Robert Donovan, in his book The Inside Story, related that President Eisenhower “told the Cabinet he wanted it clearly understood that he was never going to yield to the point where he would become known as a President who had practically crippled the Presidency.” This determination accounted for President Eisenhower’s frequent use of the comment that he was merely reiterating a principle used by Presidents “back to the time of George Washington.”

The “historic precedents,” as I have indicated earlier, did not stand up under close investigation. In an article for the Federal Bar Journal of January 1959, J. Russell Wiggins, executive editor of the Washington Post and Times Herald, told how the historic background—as President Eisenhower understood it—was first described. It appeared in the Federal Bar Journal on April 1949, in an article by Herman Wolkinson, a Justice Department lawyer. Wiggins pointed out that an almost identical copy of the Wolkinson memorandum accompanied the May 17, 1954, letter written by Eisenhower to Defense Secretary Wilson. An expanded version of the same material was used by Attorney General Rogers in testimony before Congress.

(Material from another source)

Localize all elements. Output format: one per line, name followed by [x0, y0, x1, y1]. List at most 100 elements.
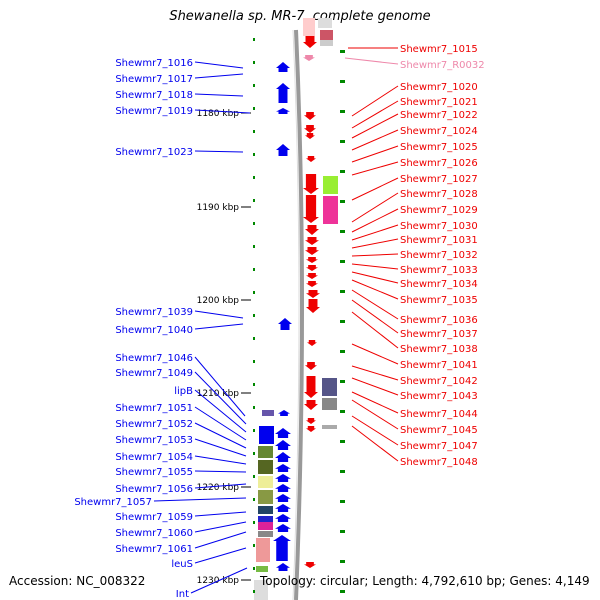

Wolkinson’s article had stated:

“In the great conflicts which have arisen in the administrations of Washington, Jackson, Tyler, Cleveland, Theodore Roosevelt, and Herbert Hoover, the Executive has always prevailed.”

Wiggins’ painstaking research had convinced him quite otherwise. “This contention is simply not supportable even on the basis of the historical episodes to which Mr. Wolkinson alludes and which the Department of Justice has incorporated in its memorandum.”

Getting down to the specific episodes, Wiggins told how Congress, in March 1792, had passed a resolution to initiate an investigation of the disastrous expedition into Indian territory by Major General St. Clair. The investigating committee had asked for all records and papers dealing with the expedition. President Washington did call a cabinet meeting to discuss whether the papers should be given to Congress but finally concluded “to make all the papers available” to Congress. (See Chapter II.)

“If this case is precedent for anything,” wrote Wiggins, “it is a precedent to show that the first President was in favor of disclosure, as a principle of government, and as a constitutional matter, except in some possible instances which might later arise, but which in this affair did not exist.”

There was one time when President Washington did refuse to send papers to the Hill. This was when the House of Representatives asked him for the instructions and papers furnished our ambassadors in negotiating the Jay treaty. “But,” said Wiggins, “this no more sustains the claim to sweeping powers of non-disclosure than the first episode. Here, President George Washington refused the papers on the sound and specific constitutional ground that the Senate and not the House was entrusted with authority to advise and consent on the making of treaties.”

After reviewing most of the so-called “withholding precedents” used by Wolkinson and President Eisenhower, Wiggins pointed out that President Jackson and President Tyler had bitterly opposed giving papers to Congress but in the end had forwarded all records requested.

Concluded Wiggins: “In most of Mr. Wolkinson’s examples, the Congress prevailed, and got precisely what it sought to get.”